Der Vortrag thematisiert die Schnittarbeit an den Filmen „Revision“ (2012) und „Havarie“ (2016). Bei beiden Filmen war der Schnitt von Anfang an Teil der Filmkonzeption. Auch deshalb, weil Philip Scheffner sowohl für die Regie als auch für den Schnitt verantwortlich zeichnet. Dennoch weichen beide fertigen Filme deutlich von ihrer ersten Konzeption ab. Im Schnitt musste auf veränderte politische Situationen, einen erst beim Dreh entstandenen neuen Aspekt der Geschichte, eine besondere Materiallage oder konzeptionelle Fehlentscheidungen reagiert werden. Mit jeweils sehr spezifischem Ergebnis.

Die auf den ersten Blick sehr unterschiedlichen Filme verbindet der Versuch einen  filmischen Raum zu gestalten, in dem sich Protagonisten und Zuschauer auf Augenhöhe begegnen können. Ein Raum in dem Sichtbarkeiten neu verteilt und ausgehandelt werden können und die Rolle des Zuschauers selbst als Gegenstand der Untersuchung definiert wird. Wichtigstes Mittel zu Gestaltung dieses Raums ist der Schnitt.

 

> Philip Scheffner      > Revision     > Havarie


 

Exploring the Cognitive Foundations of Cinematic Continuity

by Tim J. Smith

Filmmakers tell stories by selecting and emphasizing key details of an audiovisual scene through editing, cinematography and sound design. Such edited film sequences instantaneously transport the viewer through space and time in ways that are physically impossible and, due to their divergence from reality should pose problems for viewer comprehension. However, filmmakers have at their disposal a suite of cinematic techniques that can minimize viewer awareness of the cuts, create the perception of a continuous scene across sequences of shots and maximize comprehension. In this presentation I will cover the empirical evidence of the impact of these techniques on viewers, both experienced and naïve first-time film viewiers. I will outline the Attentional Theory of Cinematic Continuity (AToCC), a theoretical framework that uses empirical evidence of how we attend to, perceive and comprehend real-world audiovisual scenes to explain how filmmakers have co-opted these natural processes when crafting cinematic stories.

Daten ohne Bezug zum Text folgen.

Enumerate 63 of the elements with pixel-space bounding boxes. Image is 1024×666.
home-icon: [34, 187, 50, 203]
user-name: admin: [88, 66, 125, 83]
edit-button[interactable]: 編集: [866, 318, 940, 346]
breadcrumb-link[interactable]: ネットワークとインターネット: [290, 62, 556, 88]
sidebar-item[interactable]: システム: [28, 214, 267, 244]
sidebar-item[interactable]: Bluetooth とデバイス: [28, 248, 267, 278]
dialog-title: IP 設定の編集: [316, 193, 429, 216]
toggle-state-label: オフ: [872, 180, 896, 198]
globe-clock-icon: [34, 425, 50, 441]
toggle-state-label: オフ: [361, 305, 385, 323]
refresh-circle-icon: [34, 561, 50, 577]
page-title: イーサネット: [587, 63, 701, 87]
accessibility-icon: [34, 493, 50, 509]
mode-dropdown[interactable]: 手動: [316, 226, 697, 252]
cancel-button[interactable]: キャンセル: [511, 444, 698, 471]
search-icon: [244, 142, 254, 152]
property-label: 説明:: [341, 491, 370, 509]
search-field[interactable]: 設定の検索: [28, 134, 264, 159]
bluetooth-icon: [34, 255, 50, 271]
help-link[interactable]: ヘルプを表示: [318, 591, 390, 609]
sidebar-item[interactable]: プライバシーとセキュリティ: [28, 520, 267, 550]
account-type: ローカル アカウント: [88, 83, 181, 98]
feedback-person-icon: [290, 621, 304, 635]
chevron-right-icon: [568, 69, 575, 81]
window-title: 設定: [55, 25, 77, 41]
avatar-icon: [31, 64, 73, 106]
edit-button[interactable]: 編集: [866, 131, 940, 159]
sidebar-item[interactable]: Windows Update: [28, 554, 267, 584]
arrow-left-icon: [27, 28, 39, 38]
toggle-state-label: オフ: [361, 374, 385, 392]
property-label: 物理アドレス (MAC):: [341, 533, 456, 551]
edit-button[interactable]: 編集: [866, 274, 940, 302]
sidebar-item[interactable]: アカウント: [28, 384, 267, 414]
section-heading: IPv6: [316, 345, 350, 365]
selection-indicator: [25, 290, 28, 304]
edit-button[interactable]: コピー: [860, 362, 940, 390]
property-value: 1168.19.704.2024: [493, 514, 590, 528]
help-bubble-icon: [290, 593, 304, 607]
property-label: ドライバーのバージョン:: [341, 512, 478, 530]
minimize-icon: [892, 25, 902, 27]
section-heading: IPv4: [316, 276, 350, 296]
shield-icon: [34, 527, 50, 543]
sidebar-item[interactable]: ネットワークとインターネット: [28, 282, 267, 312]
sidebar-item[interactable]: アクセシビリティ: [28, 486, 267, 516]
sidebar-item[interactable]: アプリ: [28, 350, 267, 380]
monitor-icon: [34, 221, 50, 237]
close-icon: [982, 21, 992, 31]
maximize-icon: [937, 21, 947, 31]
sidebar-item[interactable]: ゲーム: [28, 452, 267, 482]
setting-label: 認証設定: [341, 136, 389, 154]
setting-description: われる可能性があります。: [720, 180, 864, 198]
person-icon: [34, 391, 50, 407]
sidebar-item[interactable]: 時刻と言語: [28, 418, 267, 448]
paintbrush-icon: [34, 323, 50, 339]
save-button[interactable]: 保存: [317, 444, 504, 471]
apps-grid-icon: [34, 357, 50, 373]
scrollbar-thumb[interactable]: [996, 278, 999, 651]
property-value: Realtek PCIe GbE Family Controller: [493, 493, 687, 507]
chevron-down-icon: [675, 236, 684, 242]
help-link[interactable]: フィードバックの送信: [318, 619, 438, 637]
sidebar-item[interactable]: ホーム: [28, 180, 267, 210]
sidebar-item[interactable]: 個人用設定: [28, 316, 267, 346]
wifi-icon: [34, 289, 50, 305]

I will argue that in order for us to understand continuity editing we need to understand the role of the viewer in the perceptual construction of a film. What is „flowing“ from shot to shot is viewer cognition: what they are attending to, what they are perceiving, and what they are expecting. Continuity editing rules such as Match On Action, POV cuts, Shot/reverse-shot, and 180° Rule use natural attentional cues such as off-screen sounds, conversational turns, motion, gaze cues, and pointing gestures to trigger attentional shifts across cuts. The combination of attentional cues pre-cut, and matching minimal expectations post-cut allow viewer cognition to precede seamlessly from shot to shot, scene to scene, sequence to sequence, and across the entire narrative.